Christina Weiland, faculty co-director of the Education Policy Initiative, has studied pre-K programs around the country. The state of Michigan will spend an additional $107M in its 2023-2024 budget on pre-K, hoping to increase the number of children in public programs. She and co-author Ajay Chaudry from NYU, addressed five questions about the new investment in an article published by The Conversation. Here are excerpts:
How many kids attend public pre-K in Michigan?
Michigan’s Great Start Readiness Program is a voluntary public pre-K program for 4-year-olds operating in all but one of Michigan’s 83 counties. Classrooms are offered in both public schools and in community-based partner organizations.
The majority of children who attend qualify based on their family’s income. Kids whose parents earn up to 300% of the federal poverty line, or $90,000 for a family of 4, are eligible. Children can also gain access to the program if they have a disability, at least one of their parents has not graduated from high school or is illiterate, or English is not the primary language in their home.
In the 2021-22 school year, the program operated in 2,524 classrooms and enrolled 30,872 children across Michigan. By our team’s estimates, enrollment increased to 33,200 in 2022-23.
What are the strengths of the program, and where could it do better?
Michigan is one of only five states to meet all 10 quality benchmarks set by the National Institute for Early Education Research, a research institution based at Rutgers University.
Some of the program’s notable strengths include requiring universal developmental and health screenings for students, offering in-classroom coaching for all Great Start teachers and requiring lead teachers to have a college degree and specialized early education training. Nationally, only about half of state pre-K programs require a college degree for teachers and only about a third require coaching.
Like all state-funded pre-K programs, Great Start also has some room for improvement. In a recent policy brief, our team highlighted several critical areas for further investment. For example, there are large gaps in pay and benefits for Great Start teachers compared with K-12 teachers in the state. These gaps amount to an average of $17,500 less per year for state pre-K teachers in public schools and $25,000 less per year for those in community-based programs.
What does research say about the benefits of public pre-K?
Decades of rigorous research show that children who attend high-quality pre-K programs are more ready for kindergarten, meaning they have on average stronger language, literacy, math, social emotional and executive function skills than their peers who did not attend preschool. Dual-language learners, children of color, children from families with low incomes and children with disabilities particularly benefit from high-quality pre-K.
Pre-K also supports families by giving parents time to work.

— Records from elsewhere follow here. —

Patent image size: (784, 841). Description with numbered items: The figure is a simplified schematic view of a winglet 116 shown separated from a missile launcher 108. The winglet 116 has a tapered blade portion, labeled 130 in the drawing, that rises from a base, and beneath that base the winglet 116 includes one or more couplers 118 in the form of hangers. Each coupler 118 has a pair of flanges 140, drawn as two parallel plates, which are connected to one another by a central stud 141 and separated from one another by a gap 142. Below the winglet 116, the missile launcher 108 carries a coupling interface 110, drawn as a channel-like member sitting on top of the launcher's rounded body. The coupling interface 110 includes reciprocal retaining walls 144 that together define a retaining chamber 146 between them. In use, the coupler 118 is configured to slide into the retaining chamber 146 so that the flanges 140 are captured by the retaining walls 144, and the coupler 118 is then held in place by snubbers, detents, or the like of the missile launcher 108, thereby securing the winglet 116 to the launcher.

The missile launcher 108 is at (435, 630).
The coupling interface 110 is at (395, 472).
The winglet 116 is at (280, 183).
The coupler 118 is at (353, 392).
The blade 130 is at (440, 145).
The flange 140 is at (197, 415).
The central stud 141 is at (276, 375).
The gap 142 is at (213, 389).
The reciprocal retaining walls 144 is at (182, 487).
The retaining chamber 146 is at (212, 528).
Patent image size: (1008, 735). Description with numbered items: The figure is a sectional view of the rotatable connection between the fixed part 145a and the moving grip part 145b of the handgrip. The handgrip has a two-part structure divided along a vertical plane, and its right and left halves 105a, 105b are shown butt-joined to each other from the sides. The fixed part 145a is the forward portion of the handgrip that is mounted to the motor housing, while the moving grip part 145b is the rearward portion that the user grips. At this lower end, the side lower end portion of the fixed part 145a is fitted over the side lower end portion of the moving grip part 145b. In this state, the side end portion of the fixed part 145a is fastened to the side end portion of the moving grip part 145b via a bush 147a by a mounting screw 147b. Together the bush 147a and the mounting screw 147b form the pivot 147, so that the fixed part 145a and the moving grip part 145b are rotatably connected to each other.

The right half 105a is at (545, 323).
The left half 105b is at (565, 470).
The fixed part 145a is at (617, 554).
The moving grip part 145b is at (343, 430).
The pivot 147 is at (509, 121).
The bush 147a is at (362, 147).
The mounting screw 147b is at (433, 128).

The benefits of preschool can last into adulthood, improving high school graduation rates, college enrollment rates and the long-term health of kids who attend.
Families with higher incomes in the U.S. have historically had more access to high-quality preschool than families with less means. Public pre-K programs help fill that gap.
What’s next in Michigan?
Gov. Gretchen Whitmer’s administration has announced intentions to continue to expand public pre-K, including a goal of offering universal pre-K to all Michigan 4-year-olds by the end of 2026.
To date, only six states – Florida, Iowa, Oklahoma, Vermont, West Virginia, Wisconsin – plus D.C. have achieved universal preschool for 4-year-olds, according to the National Institute for Early Education Research.